Seit meiner Freilassung kümmere ich mich in erster Linie um meine Familie. Ich kämpfe aber weiter, um die Landstreitigkeiten in Boeung Kak zu beenden. Derzeit setze ich mich vor allem für zwei Familien ein;  ich habe für sie bei der Regierung die Ausstellung von Eigentumsnachweisen beantragt. Diese Familien haben es in Boeung Kak schon lange nicht mehr leicht – seit zehn Jahren sind ihre Zukunftsperspektiven von großer Unsicherheit geprägt.

Ich selbst fühle mich nicht sicher und sorge mich sehr um die Sicherheit meiner Familie. Ich habe das Gefühl in Gefahr zu sein, obwohl ich frei bin. Regierungsspitzel verfolgen mich und manchmal fahren gewalttätige Sicherheitsbeamte aus dem Daun-Penh-Bezirk mit Motorrädern nachts vor meinem Haus auf und ab, um mich zu fotografieren.

Ich möchte, dass die Welt weiß, was hier vorgeht. Die Kampagne zu meiner Freilassung und zur Freilassung anderer Aktivist*innen war enorm wichtig: Nicht nur, weil sie uns den Rücken gestärkt hat, sondern weil sie Aufmerksamkeit auf die Ungerechtigkeiten lenkt, gegen die wir hier kämpfen. Den kambodschanischen Behörden wäre es lieber, wenn diese Vorgänge im Dunklen bleiben würden.

Ich will, dass die Vertreibungen aufhören und möchte hier frei leben und mich sicher fühlen.

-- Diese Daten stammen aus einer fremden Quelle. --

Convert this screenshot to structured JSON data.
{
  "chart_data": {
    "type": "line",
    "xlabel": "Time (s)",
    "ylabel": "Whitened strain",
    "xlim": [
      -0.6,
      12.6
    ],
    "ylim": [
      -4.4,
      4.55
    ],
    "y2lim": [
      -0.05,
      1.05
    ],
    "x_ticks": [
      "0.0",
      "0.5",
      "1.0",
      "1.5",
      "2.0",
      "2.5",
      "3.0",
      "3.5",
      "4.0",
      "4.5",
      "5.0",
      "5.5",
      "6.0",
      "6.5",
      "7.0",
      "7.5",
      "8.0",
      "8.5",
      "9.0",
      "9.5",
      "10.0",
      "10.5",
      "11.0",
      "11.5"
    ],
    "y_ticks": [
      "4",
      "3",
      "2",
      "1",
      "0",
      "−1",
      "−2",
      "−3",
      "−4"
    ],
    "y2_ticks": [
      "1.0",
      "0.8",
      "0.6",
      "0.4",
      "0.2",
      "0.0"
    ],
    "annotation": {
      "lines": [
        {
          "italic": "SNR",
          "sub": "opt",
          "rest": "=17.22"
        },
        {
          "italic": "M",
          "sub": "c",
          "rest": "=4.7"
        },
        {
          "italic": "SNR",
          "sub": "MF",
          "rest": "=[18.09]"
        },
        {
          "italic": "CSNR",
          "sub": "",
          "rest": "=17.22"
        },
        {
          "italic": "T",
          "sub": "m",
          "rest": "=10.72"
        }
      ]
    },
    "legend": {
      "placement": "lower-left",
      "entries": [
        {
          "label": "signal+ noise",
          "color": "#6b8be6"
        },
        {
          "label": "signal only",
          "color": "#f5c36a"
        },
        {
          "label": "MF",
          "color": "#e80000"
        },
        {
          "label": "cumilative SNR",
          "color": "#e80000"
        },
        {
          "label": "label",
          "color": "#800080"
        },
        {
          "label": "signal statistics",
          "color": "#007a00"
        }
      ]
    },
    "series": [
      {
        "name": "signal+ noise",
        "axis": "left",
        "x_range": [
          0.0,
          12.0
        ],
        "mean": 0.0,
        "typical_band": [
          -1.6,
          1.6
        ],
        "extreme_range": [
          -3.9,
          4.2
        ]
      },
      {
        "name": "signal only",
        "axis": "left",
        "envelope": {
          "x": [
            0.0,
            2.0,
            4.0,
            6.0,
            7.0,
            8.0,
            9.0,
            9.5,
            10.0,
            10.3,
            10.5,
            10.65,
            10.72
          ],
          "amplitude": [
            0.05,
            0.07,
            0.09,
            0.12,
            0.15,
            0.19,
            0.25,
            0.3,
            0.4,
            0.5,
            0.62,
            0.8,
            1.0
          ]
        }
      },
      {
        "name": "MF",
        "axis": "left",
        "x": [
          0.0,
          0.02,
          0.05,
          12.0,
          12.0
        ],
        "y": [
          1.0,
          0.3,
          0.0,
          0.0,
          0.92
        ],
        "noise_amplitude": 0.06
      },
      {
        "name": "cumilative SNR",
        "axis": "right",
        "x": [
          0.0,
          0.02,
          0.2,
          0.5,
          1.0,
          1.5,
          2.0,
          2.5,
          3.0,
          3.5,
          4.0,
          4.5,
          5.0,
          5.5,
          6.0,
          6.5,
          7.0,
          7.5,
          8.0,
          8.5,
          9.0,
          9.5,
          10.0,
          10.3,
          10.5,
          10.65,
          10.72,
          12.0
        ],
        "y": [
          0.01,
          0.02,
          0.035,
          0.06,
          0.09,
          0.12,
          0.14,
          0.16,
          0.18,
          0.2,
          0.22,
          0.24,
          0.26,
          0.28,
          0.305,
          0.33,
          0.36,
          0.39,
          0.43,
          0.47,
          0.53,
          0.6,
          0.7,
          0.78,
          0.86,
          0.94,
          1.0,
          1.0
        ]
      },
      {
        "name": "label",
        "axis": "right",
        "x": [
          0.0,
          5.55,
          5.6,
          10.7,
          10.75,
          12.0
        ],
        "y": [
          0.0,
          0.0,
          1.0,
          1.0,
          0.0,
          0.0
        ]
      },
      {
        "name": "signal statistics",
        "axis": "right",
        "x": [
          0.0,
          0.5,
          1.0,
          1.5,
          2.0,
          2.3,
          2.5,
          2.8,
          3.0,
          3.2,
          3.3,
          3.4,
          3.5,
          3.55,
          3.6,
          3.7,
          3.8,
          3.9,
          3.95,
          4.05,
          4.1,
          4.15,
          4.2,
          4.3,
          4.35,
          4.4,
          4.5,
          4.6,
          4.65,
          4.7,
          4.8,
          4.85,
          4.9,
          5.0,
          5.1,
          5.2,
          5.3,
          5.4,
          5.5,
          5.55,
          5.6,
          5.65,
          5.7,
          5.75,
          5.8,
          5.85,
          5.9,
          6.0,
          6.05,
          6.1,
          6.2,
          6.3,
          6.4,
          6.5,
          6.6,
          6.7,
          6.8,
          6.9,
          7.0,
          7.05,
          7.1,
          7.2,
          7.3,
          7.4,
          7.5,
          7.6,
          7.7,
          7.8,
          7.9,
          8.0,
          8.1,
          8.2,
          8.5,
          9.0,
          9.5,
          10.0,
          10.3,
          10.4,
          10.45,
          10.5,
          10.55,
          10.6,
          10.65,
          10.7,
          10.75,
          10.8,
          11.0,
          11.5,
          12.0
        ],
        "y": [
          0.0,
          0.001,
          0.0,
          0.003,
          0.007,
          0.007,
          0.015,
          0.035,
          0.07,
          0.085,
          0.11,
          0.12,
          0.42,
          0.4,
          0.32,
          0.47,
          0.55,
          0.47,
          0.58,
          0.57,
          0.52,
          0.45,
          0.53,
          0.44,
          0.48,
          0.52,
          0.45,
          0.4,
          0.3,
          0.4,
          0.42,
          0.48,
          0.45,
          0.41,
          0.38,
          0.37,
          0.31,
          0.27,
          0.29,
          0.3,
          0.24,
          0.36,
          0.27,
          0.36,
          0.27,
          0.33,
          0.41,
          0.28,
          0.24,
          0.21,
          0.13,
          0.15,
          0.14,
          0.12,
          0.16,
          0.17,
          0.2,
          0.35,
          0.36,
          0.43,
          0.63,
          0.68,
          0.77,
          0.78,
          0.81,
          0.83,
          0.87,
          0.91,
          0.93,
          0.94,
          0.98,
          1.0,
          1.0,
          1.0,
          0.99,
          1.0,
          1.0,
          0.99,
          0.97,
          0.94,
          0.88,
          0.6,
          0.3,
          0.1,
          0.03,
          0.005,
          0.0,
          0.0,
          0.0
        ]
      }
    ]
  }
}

Ich möchte, dass sich die Regierung so um die Aufrechterhaltung der Menschenrechte sorgt, wie um das Geld, das sie durch solche Bauprojekte verdient.

Ich bin sehr stolz darauf, was ich für die Boeung-Kak-Gemeinschaft erreicht habe. Vorher war ich nur eine wenig gebildete, gewöhnliche Hausfrau und hatte wenig Ahnung von sozialen Themen und der Welt. Wir haben für fast alle Betroffenen eine Lösung gefunden. Darauf bin ich stolz; auch wenn es bedeutete, dass ich dafür eine Haftstrafe absitzen musste.

Wenn wir Probleme haben und die Hoffnung schwindet, schwächt uns das und wir verlieren daher möglicherweise unser Ziel aus den Augen. Ich möchte, dass die Menschen hoffnungsvoll bleiben. Wir sind unschuldige Menschen, keine Verbrecher*innen. Daher werden wir erfolgreich sein; wenn wir darauf vorbereitet sind, für unser Ziel mit vollem Einsatz zu kämpfen.

Ich hätte nie gedacht, dass ich einmal hier, in meinem Zuhause, vor meiner Familie und Gemeinschaft mit Amnesty International sprechen würde. Einfach mein Haus betreten und verlassen zu können und mich draußen frei zu bewegen ist für mich noch ganz neu.

Ich möchte mich bei all jenen bedanken, die sich für meine Freilassung eingesetzt haben und die es mir so ermöglicht haben, wieder zu meinen Kindern und Eltern zurückzukehren. Ihr habt mich getröstet und ich fühlte mich daher weniger allein. Ich danke euch für euren unermüdlichen Einsatz, damit die Menschenrechte überall auf der Welt respektiert werden.